After class, I had planned to grab a quick dinner at the El Rodeo on Hillsborough Street, but when I arrived there, there was a line out the door. This surprised me for 7:30. I went to a pizza place, and had a disappointing slice of pizza instead. It was a BBQ Chicken pizza, and certainly couldn't at all compare with the CPK one.
I walked over to the library, went to the reserve room, made sure the book I needed was on the shelf, and then checked out a laptop. It was cool to have Internet access while in there, but overall it was not a very productive study period.
At first I booted up the laptop, figured out how to log in with a wireless connection (this is the first time I've used wireless), and after about two minutes of being connected, the laptop shut itself off. I pushed the power button. Nothing. I moved over to a desk near an outlet, and rebooted using the power cord. It came back up, and in fact, I was still connected to everything.
Since I had access to AIM, I chatted with Joe-Joe for some minutes, which took up study time, then I chatted briefly with Robert, and then started studying. I really didn't like the keyboard on the laptop -- not the keys per se, but the bars used to enter. You had to push them way harder than I'm used to, so I spent a lot of time pushing them twice. It was just clunky. I'd rather use my own laptop, and plan to in the future. It is nice to know the laptop is available, though, in case I want to stop by there for something, but don't have my laptop with me.
I wanted to take notes on one of the four articles I need to read through next week. It's about a 20-page article, and I only took notes through about 5 pages in an hour. Not a good rate. At about 9:00, I remembered that I had that movie at home that I wanted to watch, so saved my file, emailed it to myself, and headed out. It's a lot of drama checking that laptop in and out, too. They have a form to fill out when you check it out, and then about as much to check on the same form when you turn it back in. I totally understand the need for it, but again, it's just another reason to take my own in the future.
At home, I popped a bag of Kettlecorn Popcorn, and watched The Adventures of Felix. It was both sexy and good. I thought about Robert a lot during it, and what thoughts he might have had about his father and their relationship while watching it.
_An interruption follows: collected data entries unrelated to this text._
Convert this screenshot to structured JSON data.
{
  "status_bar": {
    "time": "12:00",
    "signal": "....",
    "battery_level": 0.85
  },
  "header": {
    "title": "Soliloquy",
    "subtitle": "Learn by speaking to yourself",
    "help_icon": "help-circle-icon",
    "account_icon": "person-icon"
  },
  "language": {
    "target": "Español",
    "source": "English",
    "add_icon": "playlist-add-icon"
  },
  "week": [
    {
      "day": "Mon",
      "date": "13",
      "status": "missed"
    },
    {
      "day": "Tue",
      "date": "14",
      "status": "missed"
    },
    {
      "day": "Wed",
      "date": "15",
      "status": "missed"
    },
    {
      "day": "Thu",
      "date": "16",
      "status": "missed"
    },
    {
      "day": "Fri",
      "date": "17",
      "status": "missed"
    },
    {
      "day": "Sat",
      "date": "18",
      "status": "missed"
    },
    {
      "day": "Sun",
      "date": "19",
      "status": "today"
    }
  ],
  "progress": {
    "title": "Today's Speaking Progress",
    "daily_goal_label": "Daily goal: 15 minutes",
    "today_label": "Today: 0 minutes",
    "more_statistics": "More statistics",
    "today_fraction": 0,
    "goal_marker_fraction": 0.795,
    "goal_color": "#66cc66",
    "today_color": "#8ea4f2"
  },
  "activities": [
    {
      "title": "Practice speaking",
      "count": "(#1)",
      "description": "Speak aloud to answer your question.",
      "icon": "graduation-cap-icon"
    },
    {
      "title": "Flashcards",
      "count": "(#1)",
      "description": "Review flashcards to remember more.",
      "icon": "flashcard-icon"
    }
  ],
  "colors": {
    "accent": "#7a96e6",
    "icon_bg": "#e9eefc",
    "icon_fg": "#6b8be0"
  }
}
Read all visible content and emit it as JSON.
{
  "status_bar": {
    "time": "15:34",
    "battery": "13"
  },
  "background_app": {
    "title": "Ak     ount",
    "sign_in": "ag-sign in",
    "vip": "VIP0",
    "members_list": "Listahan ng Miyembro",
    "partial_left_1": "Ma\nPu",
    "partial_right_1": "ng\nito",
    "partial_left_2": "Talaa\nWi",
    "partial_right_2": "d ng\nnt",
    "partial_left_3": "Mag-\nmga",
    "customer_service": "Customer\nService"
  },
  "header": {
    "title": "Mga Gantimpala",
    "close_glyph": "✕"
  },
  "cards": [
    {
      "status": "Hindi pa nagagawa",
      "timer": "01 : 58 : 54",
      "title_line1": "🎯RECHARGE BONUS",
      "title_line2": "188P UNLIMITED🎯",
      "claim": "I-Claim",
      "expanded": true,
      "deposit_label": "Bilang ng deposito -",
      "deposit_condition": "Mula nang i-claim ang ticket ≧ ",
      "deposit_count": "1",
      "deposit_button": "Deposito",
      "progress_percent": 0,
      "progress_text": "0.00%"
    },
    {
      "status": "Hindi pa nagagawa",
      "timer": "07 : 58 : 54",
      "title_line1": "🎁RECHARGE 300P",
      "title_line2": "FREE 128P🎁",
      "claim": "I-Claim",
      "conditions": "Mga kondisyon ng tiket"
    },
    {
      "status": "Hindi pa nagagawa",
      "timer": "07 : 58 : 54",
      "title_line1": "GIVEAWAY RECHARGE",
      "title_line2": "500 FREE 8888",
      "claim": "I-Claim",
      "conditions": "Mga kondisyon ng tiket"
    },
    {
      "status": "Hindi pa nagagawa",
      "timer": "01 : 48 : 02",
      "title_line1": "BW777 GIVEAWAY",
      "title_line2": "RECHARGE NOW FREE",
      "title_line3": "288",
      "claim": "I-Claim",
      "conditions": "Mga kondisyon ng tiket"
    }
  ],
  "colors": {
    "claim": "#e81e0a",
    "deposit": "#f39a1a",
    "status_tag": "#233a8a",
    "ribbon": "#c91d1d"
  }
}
I look forward to talking about it with him tomorrow.
Movie synopsis: Felix (Sami Bouajila) is a thirtysomething, HIV-positive gay guy. In this film about family and the discovery of self, Felix is first seen jauntily riding his bike. When he gets laid off from work and starts cleaning out his dead mother's house, Felix uncovers some old letters from his father, who he's never met. The discovery takes Felix on a hitchhiking journey to Marseilles to search for the family that he never had. On the way, he meets a number of quirky characters identified by intertitles that describe each one respectively as his little brother, his grandmother, his cousin, his sister, and finally his father; in what becomes his surrogate family. Felix kills time on the highway singing songs as he sashays through the emerald fuzz of the French countryside, waiting for a car to pick him up. He's at home in a field of buttercups, flying a kite, or crooning to the sun to come out and shine, and he never misses his favorite soap opera about a viciously superficial family that's out to get each other. In the end, directors Olivier Ducastel and Jacques Martineau allow Felix to show us that the bonds within family are about much more than blood.